Taking the BS out of BCS









 F.O.G. (Friends of Guru)










AMELIA ISLAND, Fla. (Sept. 25, 2007) — When Charlie Weis showed up on the Notre Dame campus in 2005, one of the first things he told his new charges was that they would have "a schematic advantage" over every opponent, no matter the talent level.

Schematic, Shchematic.

Three years hence, that schematic advantage seems as elusive as offensive touchdowns by the Irish.

After the latest Notre Dame beatdown, this time at the hands of Michigan State, Weis insisted that he "didn’t become a crummy coach overnight."

Well, it took about three years.
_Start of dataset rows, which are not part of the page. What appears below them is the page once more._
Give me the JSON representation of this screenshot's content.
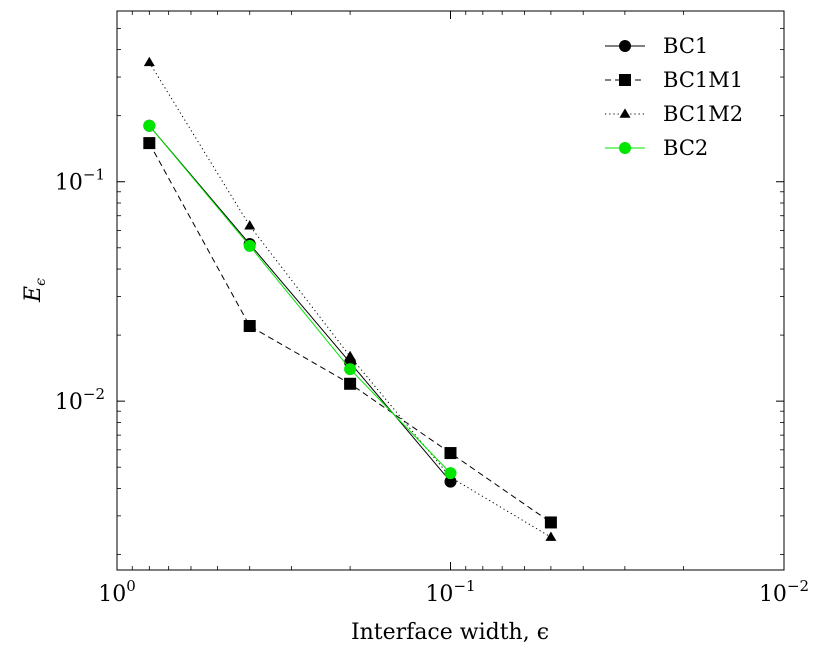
{
  "chart_data": {
    "type": "line",
    "xlabel": "Interface width, ϵ",
    "ylabel": "Eϵ",
    "ylabel_main": "E",
    "ylabel_sub": "ϵ",
    "x_scale": "log",
    "y_scale": "log",
    "x_reversed": true,
    "xlim": [
      1,
      0.01
    ],
    "ylim": [
      0.0017,
      0.6
    ],
    "x_ticks": [
      {
        "value": 1,
        "base": "10",
        "exp": "0"
      },
      {
        "value": 0.1,
        "base": "10",
        "exp": "−1"
      },
      {
        "value": 0.01,
        "base": "10",
        "exp": "−2"
      }
    ],
    "y_ticks": [
      {
        "value": 0.1,
        "base": "10",
        "exp": "−1"
      },
      {
        "value": 0.01,
        "base": "10",
        "exp": "−2"
      }
    ],
    "grid": false,
    "legend_position": "top-right",
    "series": [
      {
        "name": "BC1",
        "color": "#000000",
        "marker": "circle",
        "line": "solid",
        "x": [
          0.8,
          0.4,
          0.2,
          0.1
        ],
        "y": [
          0.18,
          0.052,
          0.015,
          0.0043
        ]
      },
      {
        "name": "BC1M1",
        "color": "#000000",
        "marker": "square",
        "line": "dashed",
        "x": [
          0.8,
          0.4,
          0.2,
          0.1,
          0.05
        ],
        "y": [
          0.15,
          0.022,
          0.012,
          0.0058,
          0.0028
        ]
      },
      {
        "name": "BC1M2",
        "color": "#000000",
        "marker": "triangle",
        "line": "dotted",
        "x": [
          0.8,
          0.4,
          0.2,
          0.1,
          0.05
        ],
        "y": [
          0.35,
          0.063,
          0.016,
          0.0045,
          0.0024
        ]
      },
      {
        "name": "BC2",
        "color": "#00e600",
        "marker": "circle",
        "line": "solid",
        "x": [
          0.8,
          0.4,
          0.2,
          0.1
        ],
        "y": [
          0.18,
          0.051,
          0.014,
          0.0047
        ]
      }
    ]
  }
}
Or more accurately, the other guys are just Weising up.

At 0-4, and fast going on 0-8, Notre Dame is at a crossroads. Some of the Irish Kool-Aid drinkers insist that the worst is behind them and that 2008 will surely return Notre Dame to glory. That 2007 was truly a rebuilding year, even if Weis himself didn’t want to use the "R" word. That this is really all Tyrone Willingham’s fault.

But is it?

After going 19-10 in his first two-plus seasons, it’s time to take a hard look at what Weis has done. And upon further review, you really have to wonder how the Notre Dame brass feels about that 10-year contract it gave to Weis after he went 5-2 in his first seven games.
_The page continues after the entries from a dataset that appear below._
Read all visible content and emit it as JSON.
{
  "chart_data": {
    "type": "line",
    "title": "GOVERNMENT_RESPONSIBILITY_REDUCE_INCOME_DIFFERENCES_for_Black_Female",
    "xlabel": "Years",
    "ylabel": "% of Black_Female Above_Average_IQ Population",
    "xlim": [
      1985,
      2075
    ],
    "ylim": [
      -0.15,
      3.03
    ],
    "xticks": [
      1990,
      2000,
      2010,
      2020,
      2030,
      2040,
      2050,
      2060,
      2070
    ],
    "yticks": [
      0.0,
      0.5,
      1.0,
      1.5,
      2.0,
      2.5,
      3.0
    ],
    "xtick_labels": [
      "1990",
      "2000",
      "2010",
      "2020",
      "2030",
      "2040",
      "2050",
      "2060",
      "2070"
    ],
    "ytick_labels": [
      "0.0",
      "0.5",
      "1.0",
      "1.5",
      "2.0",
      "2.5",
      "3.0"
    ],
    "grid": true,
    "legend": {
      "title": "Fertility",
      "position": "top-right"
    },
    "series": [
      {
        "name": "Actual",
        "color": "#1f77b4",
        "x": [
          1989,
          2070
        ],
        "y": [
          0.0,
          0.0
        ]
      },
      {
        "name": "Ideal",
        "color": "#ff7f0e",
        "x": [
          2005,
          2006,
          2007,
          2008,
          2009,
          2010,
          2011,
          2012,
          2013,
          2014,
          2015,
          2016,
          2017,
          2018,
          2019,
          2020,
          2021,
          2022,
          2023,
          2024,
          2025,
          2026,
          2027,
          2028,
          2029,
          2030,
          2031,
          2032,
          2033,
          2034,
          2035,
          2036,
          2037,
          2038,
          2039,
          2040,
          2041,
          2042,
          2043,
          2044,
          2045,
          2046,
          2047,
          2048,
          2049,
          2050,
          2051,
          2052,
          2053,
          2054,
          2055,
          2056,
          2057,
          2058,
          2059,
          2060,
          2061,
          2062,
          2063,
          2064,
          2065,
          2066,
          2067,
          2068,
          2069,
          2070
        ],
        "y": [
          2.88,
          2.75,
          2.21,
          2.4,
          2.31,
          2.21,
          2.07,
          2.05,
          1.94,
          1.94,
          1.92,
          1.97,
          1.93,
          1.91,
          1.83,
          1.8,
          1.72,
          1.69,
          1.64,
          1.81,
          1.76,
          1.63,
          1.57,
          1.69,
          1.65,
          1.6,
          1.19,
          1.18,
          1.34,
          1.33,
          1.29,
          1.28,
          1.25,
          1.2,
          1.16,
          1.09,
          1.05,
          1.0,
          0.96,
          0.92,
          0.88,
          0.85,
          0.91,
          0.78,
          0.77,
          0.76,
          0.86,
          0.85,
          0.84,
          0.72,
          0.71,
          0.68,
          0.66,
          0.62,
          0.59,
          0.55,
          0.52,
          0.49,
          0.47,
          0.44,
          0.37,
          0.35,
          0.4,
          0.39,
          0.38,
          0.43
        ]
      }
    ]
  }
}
Weis went 9-3 in 2005, with two good wins (over Michigan in Ann Arbor and over Tennessee at home), a memorable loss (to No. 1 USC in South Bend with the Trojans pulling out a thriller in the final minute), a bad loss (to Michigan State) and a bowl blowout (to Ohio State in the Fiesta). After going 6-6 in Willingham’s final season, this was an improvement, but hardly monumental since ND still couldn’t beat SC or win a bowl game.

In 2006, it was more of the same in a 10-3 season. The Irish had one good win (over Penn State), two comeback wins over underdogs (Michigan State and UCLA) and three blowout losses (to Michigan, USC and LSU in the Sugar), that extended their losing streaks to USC (five games) and in bowl games (nine).

This year, Notre Dame has been blown out in four straight games, by teams with an overall record of 11-5 (or 7-5 after removing games against ND). Its next four games will be, at Purdue, at UCLA, at home to Boston College and USC, four teams with a combined record of 15-1. For good measure, the final quartet on Notre Dame’s schedule might not be as much a pushover as first thought, as it’s possible for the Irish to go 2-2 against Navy, Air Force, Duke and Stanford.

Dare we say it, 2-10?

Whatever happened to the "schematic advantage?"

Well, as Bear Bryant once said, it’s still up to the players to play the games. You can blame Willingham’s weak recruiting all you want, but Weis a) hasn’t "coached them up" to be better than they are; b) hasn’t shown that he’s made much hay with his own recruits. And as far as the X’s and O’s stuff, college coaches might not be the rubes that Weis thought they were. Michigan’s Lloyd Carr, for example, couldn’t beat Appalachian State but has "out-coached" Weis to the tune of 85-21 over the last two years.

And it simply may be that Weis is ill-suited for the college game. He’s no longer dealing with seasoned pros like when he was with the New England Patriots. Motivation at the college level, when paychecks are not part of the equation, is a very different thing. In his two-plus seasons with Notre Dame, Weis’ best game as a coach was a near win, the 34-31 loss to USC in ’05. He didn’t beat a Top 10 team and lost big to those in the Top 10.

In other words, he won the games he’s supposed to win. That might be an improvement over Willingham. But that isn’t good enough — not at a program with its own TV network.

Notre Dame will improve next year. One, there’s no place to go but up after this season. Two, the schedule is considerably softer, with Pittsburgh, Syracuse and San Diego State replacing Penn State, Georgia Tech and Air Force. Three, Weis and his staff can really concentrate on recruiting this winter, without worrying about another annoying bowl blowout.

For the rest of the college football universe, it’s time to rejoice. No BCS berth will go to the undeserving Irish this year. Baseless rumors of Weis going to the NFL will not clutter up the sports pages. Best of all, that "Clausen for Heisman" campaign will have to wait another year.

Let’s not wake up the echoes for awhile longer.